LYNN — Magnolia Contreras will receive the Lemuel Shattuck Award for Significant Contributions to Public Health Practice from the Massachusetts Public Health Alliance on June 5.
Contreras grew up in Lynn after emigrating from the Dominican Republic and has spent her entire professional life rooted there, working in public health, volunteering widely, and serving on local boards to support vulnerable residents.
She currently serves as vice president of Community Health at the Dana-Farber Cancer Institute. She is also a Lynn resident serving in various community positions across the city, and supports them “with my talent, with my thoughts, (and) with my treasure,” including as an advisor to the Lynn Community Health Center, she said.
“Through Magnolia’s leadership, there has been a real effort at Dana-Farber Cancer Institute to identify the reasons for those health inequities… that low-income communities and communities of color experience, and then think about ways to actually support organizations that are working to address those inequities,” said Carlene Pavlos, executive director of Massachusetts Public Health Alliance.

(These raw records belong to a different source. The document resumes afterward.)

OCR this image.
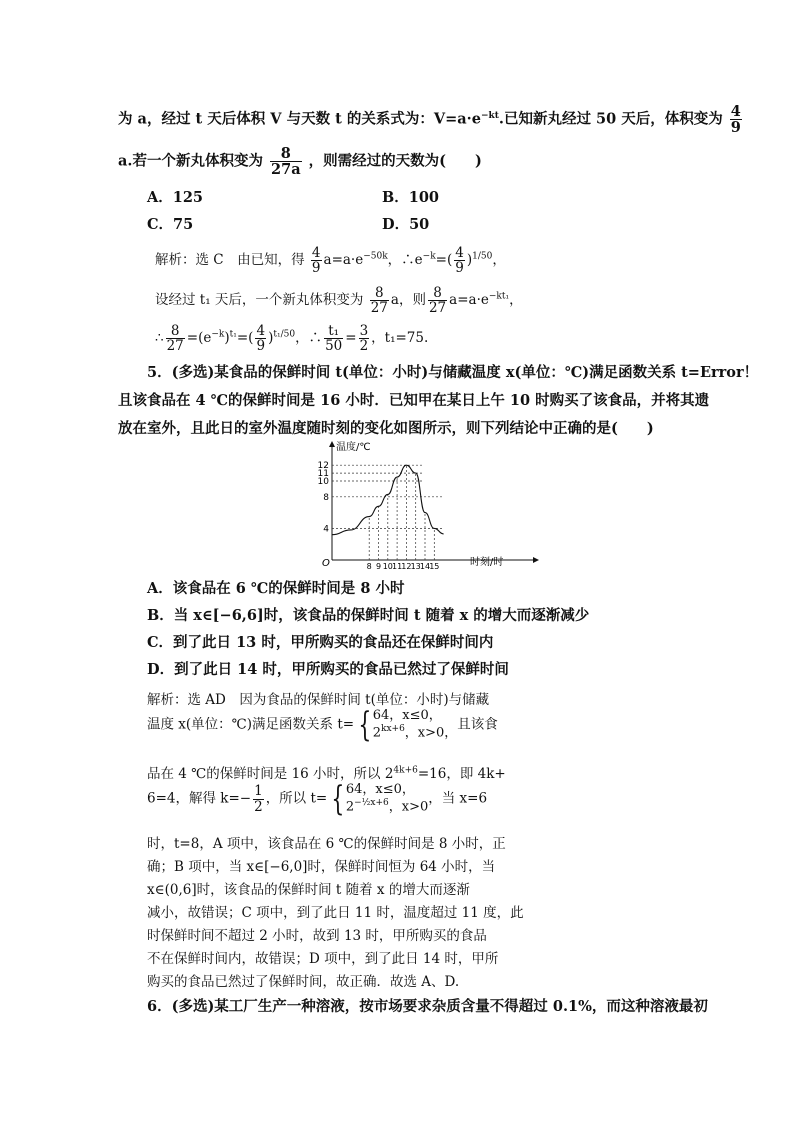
为 a，经过 t 天后体积 V 与天数 t 的关系式为：$V=a\cdot e^{-kt}$.已知新丸经过 50 天后，体积变为 $\frac{4}{9}$
a.若一个新丸体积变为 $\frac{8}{27a}$ ，则需经过的天数为(　　)
A．125	B．100
C．75	D．50
解析：选 C　由已知，得 $\frac{4}{9} a=a\cdot e^{-50k}$，$\therefore e^{-k}=( \frac{4}{9} )^{1/50}$，
设经过 t₁ 天后，一个新丸体积变为 $\frac{8}{27}$ a，则 $\frac{8}{27} a=a\cdot e^{-kt_1}$，
∴ $\frac{8}{27} =(e^{-k})^{t_1}=( \frac{4}{9} )^{t_1/50}$，∴ $\frac{\text{t₁}}{50} = \frac{3}{2}$ ，t₁=75.
5．(多选)某食品的保鲜时间 t(单位：小时)与储藏温度 x(单位：℃)满足函数关系 t=Error！
且该食品在 4 ℃的保鲜时间是 16 小时．已知甲在某日上午 10 时购买了该食品，并将其遗
放在室外，且此日的室外温度随时刻的变化如图所示，则下列结论中正确的是(　　)
温度/℃
时刻/时
O
12
11
10
8
4
8 9 10 11 12 13 14 15
A．该食品在 6 ℃的保鲜时间是 8 小时
B．当 x∈[−6,6]时，该食品的保鲜时间 t 随着 x 的增大而逐渐减少
C．到了此日 13 时，甲所购买的食品还在保鲜时间内
D．到了此日 14 时，甲所购买的食品已然过了保鲜时间
解析：选 AD　因为食品的保鲜时间 t(单位：小时)与储藏
温度 x(单位：℃)满足函数关系 t= {64，x≤0，
$2^{kx+6}$，x>0，且该食
品在 4 ℃的保鲜时间是 16 小时，所以 $2^{4k+6}=16$，即 4k+
6=4，解得 $k=- \frac{1}{2}$ ，所以 t= {64，x≤0，
$2^{-\frac{1}{2}x+6}$，x>0，当 x=6
时，t=8，A 项中，该食品在 6 ℃的保鲜时间是 8 小时，正
确；B 项中，当 x∈[−6,0]时，保鲜时间恒为 64 小时，当
x∈(0,6]时，该食品的保鲜时间 t 随着 x 的增大而逐渐
减小，故错误；C 项中，到了此日 11 时，温度超过 11 度，此
时保鲜时间不超过 2 小时，故到 13 时，甲所购买的食品
不在保鲜时间内，故错误；D 项中，到了此日 14 时，甲所
购买的食品已然过了保鲜时间，故正确．故选 A、D.
6．(多选)某工厂生产一种溶液，按市场要求杂质含量不得超过 0.1%，而这种溶液最初
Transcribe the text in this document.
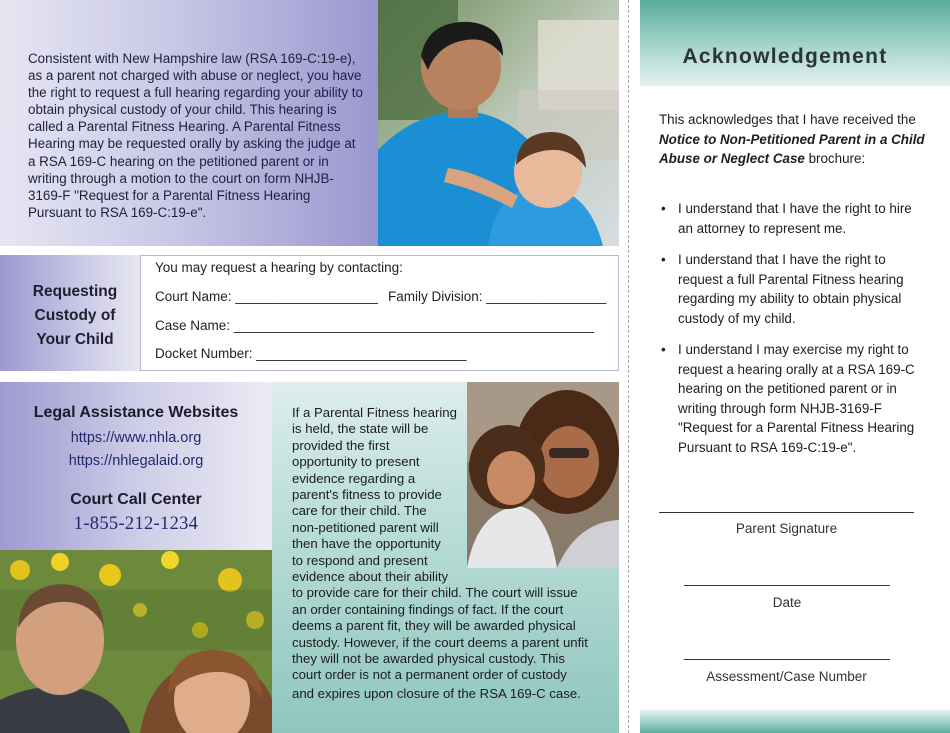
Consistent with New Hampshire law (RSA 169-C:19-e), as a parent not charged with abuse or neglect, you have the right to request a full hearing regarding your ability to obtain physical custody of your child. This hearing is called a Parental Fitness Hearing. A Parental Fitness Hearing may be requested orally by asking the judge at a RSA 169-C hearing on the petitioned parent or in writing through a motion to the court on form NHJB-3169-F "Request for a Parental Fitness Hearing Pursuant to RSA 169-C:19-e".
Requesting
Custody of
Your Child
You may request a hearing by contacting:
Court Name: ___________________ Family Division: ________________
Case Name: ________________________________________________
Docket Number: ____________________________
Legal Assistance Websites
https://www.nhla.org
https://nhlegalaid.org
Court Call Center
1-855-212-1234
If a Parental Fitness hearing
is held, the state will be
provided the first
opportunity to present
evidence regarding a
parent's fitness to provide
care for their child. The
non-petitioned parent will
then have the opportunity
to respond and present
evidence about their ability
to provide care for their child. The court will issue
an order containing findings of fact. If the court
deems a parent fit, they will be awarded physical
custody. However, if the court deems a parent unfit
they will not be awarded physical custody. This
court order is not a permanent order of custody
and expires upon closure of the RSA 169-C case.
Acknowledgement
This acknowledges that I have received the Notice to Non-Petitioned Parent in a Child Abuse or Neglect Case brochure:
• I understand that I have the right to hire an attorney to represent me.
• I understand that I have the right to request a full Parental Fitness hearing regarding my ability to obtain physical custody of my child.
• I understand I may exercise my right to request a hearing orally at a RSA 169-C hearing on the petitioned parent or in writing through form NHJB-3169-F "Request for a Parental Fitness Hearing Pursuant to RSA 169-C:19-e".
Parent Signature
Date
Assessment/Case Number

MPHA aims to create health equity by addressing the root causes of health and promoting policies that impact the major drivers of health outcomes. It also works to ensure access to healthy food, safe, affordable housing, and accessible transportation. MPHA advocates for equitable public health services throughout the Commonwealth.
On receiving the award, Contreras said, “My biggest thing is just thankful I am part of the reason, and part of the reason is because I just do this from my heart, and my blood and my breath, like it’s just oozes out of me to do this work.”
Contreras said she believes the reason she is receiving the Lemuel Shattuck award is because of the major projects she has led at Dana-Farber, including expanding access to cancer care, leading an institute-wide patient navigation system, launching a mobile mammography van, and supporting skin cancer screening clinics that bring lifesaving services directly into underserved communities.
“Those would be some examples of the kind of work that is really very complicated, but important work, and it takes a lot of effort, and we do that quite well,” Contreras said.
According to the MPHA, Lemuel Shattuck, a Massachusetts statistician and reformer, helped pioneer the use of data to address social and public health issues: “He was also renowned for his 1850 survey of sanitary conditions throughout the state, the Report of the Sanitary Conditions of Massachusetts, which was commissioned by the state legislature.”
“In this report, Shattuck proposed the creation of a permanent statewide public health infrastructure, and he recommended establishing health offices at the state and local levels to gather statistical information on public health conditions,” according to the MPHA.